What does Natalie Elphicke’s defection to Labour mean for the Tories?
As Rishi Sunak loses his second MP in two weeks to the opposition benches, Sean O’Grady looks at the history of high-profile defections – and at what this one says about the state of the Conservative Party
Everyone loves a defection, but Natalie Elphicke’s switch from the Conservatives to Labour has raised more than the usual quota of questions. Unlike, say, the defection of Lee Anderson from the Conservatives to Reform, which was entirely predictable, Elphicke’s move has left friend and ex-friend alike somewhat mystified.
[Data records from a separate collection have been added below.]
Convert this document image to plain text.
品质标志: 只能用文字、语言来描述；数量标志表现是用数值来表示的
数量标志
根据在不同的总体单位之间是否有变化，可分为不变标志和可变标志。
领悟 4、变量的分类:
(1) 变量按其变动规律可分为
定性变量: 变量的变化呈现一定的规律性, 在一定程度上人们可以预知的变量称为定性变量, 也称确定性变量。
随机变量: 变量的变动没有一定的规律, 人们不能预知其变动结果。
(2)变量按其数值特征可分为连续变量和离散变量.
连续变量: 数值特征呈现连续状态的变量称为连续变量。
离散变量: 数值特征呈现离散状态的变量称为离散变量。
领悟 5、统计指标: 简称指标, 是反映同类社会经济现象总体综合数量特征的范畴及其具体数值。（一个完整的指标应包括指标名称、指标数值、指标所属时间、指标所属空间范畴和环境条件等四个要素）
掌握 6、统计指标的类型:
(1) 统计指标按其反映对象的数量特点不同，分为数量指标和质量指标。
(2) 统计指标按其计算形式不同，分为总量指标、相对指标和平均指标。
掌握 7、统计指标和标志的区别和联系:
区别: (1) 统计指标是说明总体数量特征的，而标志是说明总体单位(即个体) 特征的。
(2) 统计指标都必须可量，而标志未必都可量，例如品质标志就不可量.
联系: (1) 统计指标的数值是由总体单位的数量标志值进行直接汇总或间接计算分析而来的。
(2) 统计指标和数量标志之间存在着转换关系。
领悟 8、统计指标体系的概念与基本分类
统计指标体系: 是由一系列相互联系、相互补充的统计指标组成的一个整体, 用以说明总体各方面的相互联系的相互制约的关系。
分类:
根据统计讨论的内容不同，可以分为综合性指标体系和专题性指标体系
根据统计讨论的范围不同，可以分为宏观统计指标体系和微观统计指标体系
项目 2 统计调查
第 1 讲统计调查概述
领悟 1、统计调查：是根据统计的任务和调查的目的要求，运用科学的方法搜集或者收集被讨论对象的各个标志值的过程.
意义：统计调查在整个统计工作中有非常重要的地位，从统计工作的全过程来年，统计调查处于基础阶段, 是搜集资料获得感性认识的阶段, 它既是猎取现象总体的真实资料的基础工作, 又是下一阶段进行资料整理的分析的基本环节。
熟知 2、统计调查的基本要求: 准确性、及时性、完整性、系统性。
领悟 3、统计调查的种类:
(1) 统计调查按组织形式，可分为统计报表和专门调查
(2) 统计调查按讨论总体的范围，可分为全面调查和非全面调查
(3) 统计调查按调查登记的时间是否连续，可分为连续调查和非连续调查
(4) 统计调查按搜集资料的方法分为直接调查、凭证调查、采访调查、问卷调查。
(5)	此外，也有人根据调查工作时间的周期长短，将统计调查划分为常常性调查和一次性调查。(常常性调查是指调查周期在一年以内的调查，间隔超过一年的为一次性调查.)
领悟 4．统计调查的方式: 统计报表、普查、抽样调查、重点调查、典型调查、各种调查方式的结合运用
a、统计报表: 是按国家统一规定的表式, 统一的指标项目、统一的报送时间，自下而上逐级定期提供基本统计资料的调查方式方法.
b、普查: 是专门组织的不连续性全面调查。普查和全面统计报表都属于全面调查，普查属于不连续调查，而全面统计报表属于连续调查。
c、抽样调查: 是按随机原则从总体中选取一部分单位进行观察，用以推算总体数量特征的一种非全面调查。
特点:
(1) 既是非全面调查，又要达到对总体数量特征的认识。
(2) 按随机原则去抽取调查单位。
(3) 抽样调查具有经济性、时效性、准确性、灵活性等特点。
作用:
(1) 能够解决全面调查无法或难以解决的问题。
Though no one’s idea of an intellectual, Elphicke has always presented as an unusually partisan Tory and, as MP for Dover and Deal, an enthusiastic supporter of “stop the boats” and government immigration policy, with only the caveat that the latter wasn’t hard enough. She was also a devout Brexiteer, though in this case despite, rather than because of, the fact that she represented the major Channel port of Dover in parliament.
Generally she was seen as being on the centre-right of the party, and supported Penny Mordaunt and then Liz Truss for the leadership in 2022. No one, in other words, saw this one coming, and Keir Starmer made the most of the “prize” at Prime Minister’s Questions, with most of those in the chamber unaware of her switch until they spied her on the opposition benches.